3 - Mesmo assim, cada médico presta 12 horas semanais "normais" (ou seja, não remuneradas extraordinariamente, podendo ser diurnas ou nocturnas) no Serviço de Urgência. É o que a lei prevê. E está correcto, porque é um trabalho penoso, que não resiste a qualquer programação, desgastante. Ficam 30 horas semanais para as restantes actividades programadas, na consulta, na enfermaria, no bloco operatório, no hospital-de-dia (isto, no caso dos médicos cumprindo contrato de 42 horas semanais; aos que têm contrato de 35 horas semanais restam, apenas, 23 horas...).
4 - É que não existe, de facto, um quadro médico específico para o Serviço de Urgência. Tem havido variadíssimas discussões sobre isto, mas a verdade é que não há. Há um contingente de enfermeiros da urgência mas, ao contrário doutros países, não há um grupo de médicos da urgência. Os médicos das várias especialidades "estão de urgência", estão lá, de facto, e lá se moem, mas "não são de lá". São obrigados a "ir para lá".
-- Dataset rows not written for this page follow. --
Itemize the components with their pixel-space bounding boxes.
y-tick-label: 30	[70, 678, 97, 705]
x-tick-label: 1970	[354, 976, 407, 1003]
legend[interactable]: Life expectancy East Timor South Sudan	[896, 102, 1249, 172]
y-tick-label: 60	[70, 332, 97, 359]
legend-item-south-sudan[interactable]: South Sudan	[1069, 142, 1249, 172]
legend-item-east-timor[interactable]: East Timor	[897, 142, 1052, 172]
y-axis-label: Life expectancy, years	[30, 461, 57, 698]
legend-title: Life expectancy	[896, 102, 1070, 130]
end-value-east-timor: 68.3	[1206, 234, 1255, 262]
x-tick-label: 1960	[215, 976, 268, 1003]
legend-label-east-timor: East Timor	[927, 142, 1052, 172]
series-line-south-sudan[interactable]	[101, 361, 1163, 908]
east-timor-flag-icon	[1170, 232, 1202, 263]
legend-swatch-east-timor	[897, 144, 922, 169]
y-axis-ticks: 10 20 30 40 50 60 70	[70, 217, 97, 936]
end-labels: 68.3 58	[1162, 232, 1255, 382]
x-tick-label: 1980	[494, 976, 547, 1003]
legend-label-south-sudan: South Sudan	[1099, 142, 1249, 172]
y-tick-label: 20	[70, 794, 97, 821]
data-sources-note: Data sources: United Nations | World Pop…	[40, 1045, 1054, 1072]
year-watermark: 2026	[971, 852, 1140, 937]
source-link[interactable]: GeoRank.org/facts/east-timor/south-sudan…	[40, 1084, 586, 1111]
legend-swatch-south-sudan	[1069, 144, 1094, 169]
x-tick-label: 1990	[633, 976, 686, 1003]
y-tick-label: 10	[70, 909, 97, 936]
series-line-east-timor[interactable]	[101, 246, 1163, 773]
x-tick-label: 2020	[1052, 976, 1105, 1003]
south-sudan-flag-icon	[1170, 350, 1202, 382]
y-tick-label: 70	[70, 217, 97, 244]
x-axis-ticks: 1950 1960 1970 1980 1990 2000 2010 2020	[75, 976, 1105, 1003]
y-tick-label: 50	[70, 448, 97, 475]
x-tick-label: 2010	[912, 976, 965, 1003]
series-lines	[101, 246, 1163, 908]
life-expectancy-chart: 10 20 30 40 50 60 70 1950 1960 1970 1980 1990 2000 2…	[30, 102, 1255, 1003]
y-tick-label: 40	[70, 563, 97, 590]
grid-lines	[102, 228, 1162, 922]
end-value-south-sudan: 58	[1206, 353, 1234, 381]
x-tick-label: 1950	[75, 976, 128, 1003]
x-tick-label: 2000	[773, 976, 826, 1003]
5 - O gasto em horas extraordinárias com a classe médica é, sem dúvida nenhuma, elevado. Mas tudo se passa, com raríssimas excepções, no Serviço de Urgência. É lá que é preciso trabalho suplementar (e quem o solicita, repito, não são os médicos, são as necessidades, pelos vistos), é lá que é, portanto, prestado. Obviamente que esse dispêndio em horas extraordinárias não vai provocar nenhuma vantagem em termos de produtividade: não há indicadores fiáveis para esse tipo de produtividade, porque se trata dum trabalho não programado, "atende-se quem vem". É até possível conceber, sem má fé, que a produtividade mensurável possa diminuir: será que um médico que acabou de prestar um turno de 24 horas seguidas de trabalho no serviço de urgência, doze das quais extraordinárias, poderá ser menos produtivo na manhã imediatamente a seguir, retardando altas, cirurgias e consultas, por cansaço? Pois é, é possível, não estou a dizer que aconteça, mas é perfeitamente imaginável que sim.
6 - Quanto às greves dos médicos pelo (não) pagamento das horas extraordinárias, o Dupond tem alguma razão: elas são pagas, no fim do mês seguinte (não é no fim do mês em que se cumprem, vai dar no mesmo), mas há uma questão de tabelas. Este tema (que divide, também, de alguma maneira, os médicos) mereceria tratamento à parte, que este texto vai longo e, se calhar, maçudo. E ainda falta discutir a questão das "horas extraordinárias assinadas de cruz". Ficará para depois.